Other Stuff You May Not Have Thought Of

  • home owner's insurance policy numbers and contact information
  • passports (the real things)
  • certified copies of birth certificates
  • social security numbers
  • health insurance policy numbers and contact information
  • life insurance policy numbers and contact information
  • living will
  • phone numbers and addresses of out-of-state friends and relatives
  • physical description (height, weight, eye/hair color, birthmarks, scars, etc) and fingerprints of immediate family members for identification purposes
  • gasoline - keep your vehicle half full all the time so you can flee by road if possible (Thanks to Mrs.

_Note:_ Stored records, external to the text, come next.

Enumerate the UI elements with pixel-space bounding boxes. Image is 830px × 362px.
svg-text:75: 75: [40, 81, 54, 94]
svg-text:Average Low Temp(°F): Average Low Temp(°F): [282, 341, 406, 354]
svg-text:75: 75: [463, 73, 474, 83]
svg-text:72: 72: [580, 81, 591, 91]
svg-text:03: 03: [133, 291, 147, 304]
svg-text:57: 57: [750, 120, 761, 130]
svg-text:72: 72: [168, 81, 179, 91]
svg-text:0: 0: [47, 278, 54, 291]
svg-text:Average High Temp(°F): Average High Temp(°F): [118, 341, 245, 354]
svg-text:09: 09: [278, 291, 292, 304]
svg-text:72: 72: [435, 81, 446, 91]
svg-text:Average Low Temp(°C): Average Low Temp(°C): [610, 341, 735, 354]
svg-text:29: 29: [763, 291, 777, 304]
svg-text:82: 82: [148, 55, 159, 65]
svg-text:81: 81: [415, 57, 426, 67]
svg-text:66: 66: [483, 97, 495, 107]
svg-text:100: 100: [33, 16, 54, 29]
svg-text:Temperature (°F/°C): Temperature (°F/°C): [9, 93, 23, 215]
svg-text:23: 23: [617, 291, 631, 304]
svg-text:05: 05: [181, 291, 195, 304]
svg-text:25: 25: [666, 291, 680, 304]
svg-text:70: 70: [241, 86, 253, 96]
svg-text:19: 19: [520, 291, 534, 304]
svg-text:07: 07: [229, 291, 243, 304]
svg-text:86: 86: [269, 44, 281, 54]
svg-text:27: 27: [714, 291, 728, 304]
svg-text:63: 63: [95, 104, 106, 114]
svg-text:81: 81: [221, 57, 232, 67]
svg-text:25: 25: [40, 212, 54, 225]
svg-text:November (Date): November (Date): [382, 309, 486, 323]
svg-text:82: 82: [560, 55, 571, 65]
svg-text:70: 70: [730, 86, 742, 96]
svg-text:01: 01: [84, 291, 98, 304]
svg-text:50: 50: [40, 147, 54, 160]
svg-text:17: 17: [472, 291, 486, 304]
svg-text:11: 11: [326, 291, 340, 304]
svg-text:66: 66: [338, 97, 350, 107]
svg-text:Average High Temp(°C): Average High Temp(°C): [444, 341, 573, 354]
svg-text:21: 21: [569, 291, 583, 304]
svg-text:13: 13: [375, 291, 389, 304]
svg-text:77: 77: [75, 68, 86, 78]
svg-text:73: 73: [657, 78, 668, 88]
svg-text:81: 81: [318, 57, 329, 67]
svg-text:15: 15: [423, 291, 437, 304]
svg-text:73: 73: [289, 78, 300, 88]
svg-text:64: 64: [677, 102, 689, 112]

Haws for the tip.)

From a user: "Just a note for your 72 hour kit: We have lived through several 72 hour type emergencies and have needed to use our kits multiple times. I would suggest adding some candy (taffy or hard candies work best) because the additional stress is helped a bit by that, dried fruit (emergency shelter foods if available are very low in fiber), a package of disposal diapers--we don't have children in that stage, but they don't take much room and there is always a huge shortage of diapers, a roll of quarters (cell phone towers go down in emergencies, but often pay phones still work) and put any pertinent medical information about each family member in a water proof container--you may need to know the last time you had a tetanus shot, for example, or how long and what type of diabetes, hormonal supplements, etc. are needed for health. We also put in colored pencils, paper, and Old Maid Cards, Go Fish Cards and paperback copies of the scriptures and consecrated oil." - Andrea H.